Will Wilkinson writes,

Average self-reported life satisfaction rose with GDP per capita over the last several decades in almost all wealthy liberal democracies, but not so much in the U.S. The idea that the unusual composition of U.S. government spending gives Americans unusually poor value for their tax dollars might help explain this.

He is commenting on David Henderson’s essay, GDP fetishism.

Of course, “average self-reported life satisfaction” triggers my baloney sandwich detector. What Wilkinson is doing is putting a psuedo-scientific gloss on his personal opinion that the U.S. government spends money on things he does not like.

Having said that, could it indeed be the case that our government spends its money on much worse things than that of other countries? I find that plausible, but that may be because I know more about how our government spends money than how other governments spend money.

The main reason I find it plausible that our government spends money more stupidly than other countries is that we have such high ratios of spending per legislator and voters per legislator. My thinking is that in Sweden or Denmark if voters see stupid spending they can do something about it. Here, you really can’t.
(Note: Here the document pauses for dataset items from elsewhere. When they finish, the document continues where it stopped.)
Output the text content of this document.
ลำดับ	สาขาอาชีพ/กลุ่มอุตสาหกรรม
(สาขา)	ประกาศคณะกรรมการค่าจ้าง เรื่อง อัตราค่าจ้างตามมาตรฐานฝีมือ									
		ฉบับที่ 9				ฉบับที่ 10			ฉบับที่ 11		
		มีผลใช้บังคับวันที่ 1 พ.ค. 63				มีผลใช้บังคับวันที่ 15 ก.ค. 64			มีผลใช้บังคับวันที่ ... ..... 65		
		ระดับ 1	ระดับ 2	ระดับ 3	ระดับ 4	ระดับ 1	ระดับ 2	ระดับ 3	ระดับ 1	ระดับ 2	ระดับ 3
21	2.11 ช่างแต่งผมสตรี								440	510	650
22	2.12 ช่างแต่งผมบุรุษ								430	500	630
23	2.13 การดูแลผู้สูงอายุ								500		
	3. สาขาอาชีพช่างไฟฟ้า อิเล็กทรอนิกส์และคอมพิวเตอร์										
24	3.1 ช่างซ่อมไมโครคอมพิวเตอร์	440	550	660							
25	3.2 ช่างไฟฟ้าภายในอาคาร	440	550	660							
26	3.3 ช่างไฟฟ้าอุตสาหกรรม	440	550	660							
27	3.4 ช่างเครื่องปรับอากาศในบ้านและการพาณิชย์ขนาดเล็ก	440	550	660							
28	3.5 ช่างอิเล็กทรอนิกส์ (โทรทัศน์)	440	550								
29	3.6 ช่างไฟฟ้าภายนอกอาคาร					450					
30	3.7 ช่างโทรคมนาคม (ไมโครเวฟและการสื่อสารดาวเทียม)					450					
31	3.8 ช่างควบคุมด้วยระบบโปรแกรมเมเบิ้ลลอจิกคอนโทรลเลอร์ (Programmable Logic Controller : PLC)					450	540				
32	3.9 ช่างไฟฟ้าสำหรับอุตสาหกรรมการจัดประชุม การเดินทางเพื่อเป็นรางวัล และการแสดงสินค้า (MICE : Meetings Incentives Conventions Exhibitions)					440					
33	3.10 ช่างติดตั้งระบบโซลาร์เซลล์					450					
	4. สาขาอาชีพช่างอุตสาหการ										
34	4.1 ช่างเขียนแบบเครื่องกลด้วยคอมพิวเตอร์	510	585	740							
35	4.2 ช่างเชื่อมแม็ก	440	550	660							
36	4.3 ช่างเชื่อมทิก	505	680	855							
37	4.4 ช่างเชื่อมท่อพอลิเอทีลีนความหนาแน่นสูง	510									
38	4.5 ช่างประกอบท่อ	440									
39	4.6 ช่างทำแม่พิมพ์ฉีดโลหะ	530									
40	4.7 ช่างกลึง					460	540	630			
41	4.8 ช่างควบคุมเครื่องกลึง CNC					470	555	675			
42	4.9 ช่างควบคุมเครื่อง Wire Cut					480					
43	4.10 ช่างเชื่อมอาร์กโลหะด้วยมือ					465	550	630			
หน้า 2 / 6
The central government is way too remote, and the likelihood that a Congressperson will be punished by the voters because they do not like a particular program is very low. That probability is made lower by the fact that Congress tends to roll lots of spending into enormous bills, so nobody knows what is in them.

Really, if you wanted public opinion to act as a check on government stupidity, could you come up with a worse system than what ours has evolved into? Yes, I know, I know, I got the memo that says that the problem with our system is that the public is irrationally angry and what the politicians need is more leeway to Get Things Done. I just think that memo is 180 degrees off base.